Зеленая стрела удачи - [64]

Шрифт
Интервал

Выехали ночью, Петр Платонович запустил ацетиленовый генератор, по Москве ехали с зажженными фарами, а как добрались до Битцы, стало светать и можно было убирать огни.

Ландолет «Морс» напоминал карету, тем более кузов на нем стоял зимний. Пассажиры ехали в салоне, а шофер восседал впереди, как кучер на облучке, с обоих боков открытый. Сзади было опускающееся окно, чтоб хозяин мог на ходу дать шоферу распоряжение, куда ехать, и впереди тоже было стекло от ветра и от дождя.

Как выбрались из Москвы, Петр Платонович посадил жену рядом с собой. Утро стояло тихое, желтые березы качались под ветром. Так ехали они, объезжая колдобины и ямы. От деревни к деревне недобрым лаем встречали их ошалелые деревенские псы, в неистовстве вывертывали нутро и передавали дальше, как эстафету.

У Подольска обогнали они зеленый почтовый фургон. Форейтор протрубил вслед.

— Поспевай, почтовые... Держись, Настя!

Уже свернули на Тарутинский большак; Петр Платонович зазевался, колесо хряпнуло в яму, в автомобиле что-то лязгнуло и загремело, Кузяев убрал скорость и, выжав тормоз, соскочил на дорогу.

Французская техника не выдержала русских дорог. Как оказалось, лопнула муфта, которой кардан крепится к остову машины.

Петр Платонович как был, ничего не подстелив, не скинув кожаной шоферской куртки, полез под автомобиль.
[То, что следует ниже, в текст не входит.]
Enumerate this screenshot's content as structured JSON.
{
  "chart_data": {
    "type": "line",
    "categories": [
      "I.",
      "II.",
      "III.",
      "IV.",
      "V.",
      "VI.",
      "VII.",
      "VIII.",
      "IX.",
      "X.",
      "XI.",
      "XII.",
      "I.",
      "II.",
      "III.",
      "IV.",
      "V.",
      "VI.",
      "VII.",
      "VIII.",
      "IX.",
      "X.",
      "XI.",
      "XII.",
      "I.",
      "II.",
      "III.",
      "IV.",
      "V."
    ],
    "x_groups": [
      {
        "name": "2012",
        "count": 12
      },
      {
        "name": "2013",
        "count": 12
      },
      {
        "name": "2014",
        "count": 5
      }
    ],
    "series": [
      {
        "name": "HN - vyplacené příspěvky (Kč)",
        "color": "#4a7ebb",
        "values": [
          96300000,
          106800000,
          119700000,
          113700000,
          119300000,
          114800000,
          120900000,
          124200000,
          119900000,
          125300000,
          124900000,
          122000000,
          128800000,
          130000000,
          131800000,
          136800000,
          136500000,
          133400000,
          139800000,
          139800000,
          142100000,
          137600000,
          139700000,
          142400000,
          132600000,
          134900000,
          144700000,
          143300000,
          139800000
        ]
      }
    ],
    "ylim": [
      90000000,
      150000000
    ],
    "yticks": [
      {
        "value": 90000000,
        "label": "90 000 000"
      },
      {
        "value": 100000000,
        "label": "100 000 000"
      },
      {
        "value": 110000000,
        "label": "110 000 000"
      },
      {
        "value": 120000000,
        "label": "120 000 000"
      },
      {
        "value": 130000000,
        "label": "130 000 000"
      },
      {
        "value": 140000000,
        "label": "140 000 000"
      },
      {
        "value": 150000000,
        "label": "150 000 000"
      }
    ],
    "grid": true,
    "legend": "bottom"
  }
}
Кардан безвольно свисал вниз, и ехать дальше не представлялось возможным.

Все-таки он достал из инструментального ящика молоток и два болта со съемной скобой, попробовал приспособить, но тут же и вылез, отряхиваясь.

Испуганная Настя сидела на обочине, прижав к груди руки.

— Отъездились.

— Ништо, Петруша, ништо... В деревню вернешься... Проживем, — лепетала жена. — Люди ж живут... Дом продадим, корову, мама разрешит, заплатим твоему все... Не горе, Петруша, не горе...

— Ладно! — Он сел рядом, закурил и надо ж такое, из-за поворота появился дядя Иван.

Дядя Иван случалось неделями не просыхал, но отличался живостью ума и безграничной доброжелательностью, когда был трезв.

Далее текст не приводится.